On 1/4/26 08:32, Jan Schultke wrote:
>
>     Things that you might want to put into the narrative:
>
>      - Given that several function declarations may have deviating
>     parameter names, choosing which one to take is a question.
>     But that has been conceptually addressed by reflection
>     (take the unique one, otherwise there is none).
>
>      - Exposure of function parameter names from the standard library
>     is also conceptually addressed by reflection.
>
>
> Yeah, maybe the draft doesn't make it so obvious, but our approach to declarations with different parameter names is the same as for parameter name reflection.
>
> As for standard library functions, they already have a bunch of properties that are observable but which we don't bother to keep stable like:
>
>   * Exact expression validity/invalidity (detectable with requires-expressions).
>   * Forming function pointers or references to functions (except for addressable functions).
>   * Explicitly providing template arguments (in <algorithm>).
>   * Reflecting on parameter names and other properties (although I'm not sure we have a policy for this).
>
> Furthermore, the parameter names in the implementation all use reserved identifiers, and we could recommend a warning when a reserved named argument is used, like f(.__x = 0). Consequently, a library-wide policy of not supporting named arguments would be trivial to implement.

I have no concern about the outcome; my concern is to make the connection to
reflection decisions in the narrative of the paper, to show the conceptual
consistency there.

Jens

I think it's pretty likely that keyword arguments would have to be explicitly opt-in. Standard library implementations use reserved names for all their parameters, but approximately no other libraries actually do. And those library's parameter names are, very likely, not considered for external use — and may not want to be considered as part of the API. This is a bit different from reflection, since you can't actually do much with the reflected identifiers (except using in bindings, which is super useful) but now we're talking about use in normal code. 

Even when the parameter names are normal-ish, that's probably not something that library authors want users to rely on. For instance, in range-v3, the predicates and projections are pretty consistently named pred and proj, but is that the correct user-facing name?

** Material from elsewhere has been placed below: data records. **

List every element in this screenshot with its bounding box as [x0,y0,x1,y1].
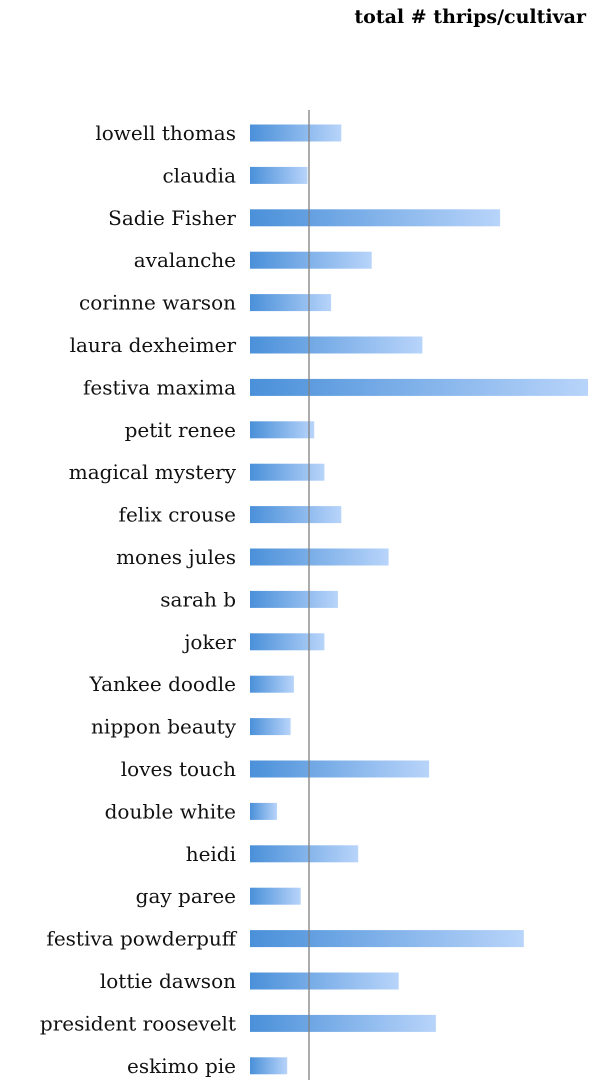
category-label: Yankee doodle [88,672,236,696]
category-label: nippon beauty [91,715,237,739]
category-label: lottie dawson [100,969,236,993]
bar [250,166,308,184]
category-label: lowell thomas [95,121,236,145]
category-label: corinne warson [79,291,236,315]
category-label: eskimo pie [127,1054,236,1078]
bar [250,802,277,820]
bar [250,209,501,227]
bar [250,378,588,396]
bar [250,294,332,312]
bar [250,251,372,269]
category-label: festiva powderpuff [46,927,237,951]
bar [250,548,389,566]
category-label: mones jules [116,545,236,569]
category-label: sarah b [160,587,236,611]
category-label: president roosevelt [40,1011,236,1035]
bar [250,1057,288,1075]
bar [250,506,342,524]
category-label: festiva maxima [83,375,236,399]
bar [250,336,423,354]
bar [250,845,359,863]
category-label: loves touch [121,757,236,781]
bar [250,718,291,736]
bars-layer [250,124,588,1075]
bar [250,760,430,778]
category-label: claudia [162,163,236,187]
bar [250,463,325,481]
category-label: heidi [186,842,236,866]
category-label: Sadie Fisher [108,206,236,230]
category-label: avalanche [134,248,236,272]
category-label: joker [182,630,236,654]
category-label: petit renee [125,418,236,442]
bar [250,972,399,990]
bar [250,421,315,439]
bar [250,887,301,905]
category-label: double white [105,799,236,823]
category-labels: lowell thomas claudia Sadie Fisher avalanch… [40,121,238,1078]
bar [250,675,294,693]
bar [250,930,524,948]
category-label: magical mystery [69,460,237,484]
bar [250,633,325,651]
category-label: felix crouse [119,503,236,527]
bar [250,124,342,142]
bar [250,1014,436,1032]
bar [250,590,338,608]
category-label: gay paree [136,884,236,908]
chart-title: total # thrips/cultivar [354,6,586,28]
category-label: laura dexheimer [70,333,237,357]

Eric and Casey have never had to think about this before. max(r, .proj=key) is definitely nicer to read than max(r, {}, key), but not as nice as max(r, .key=key) (or ".by" or something else). Lack of explicit opt-in cements a decision that up until now was never even a known decision. 

Swift does this via parameter labels, as distinct from parameter names. Where the argument label is user-facing but the  parameter name is for the implementation only.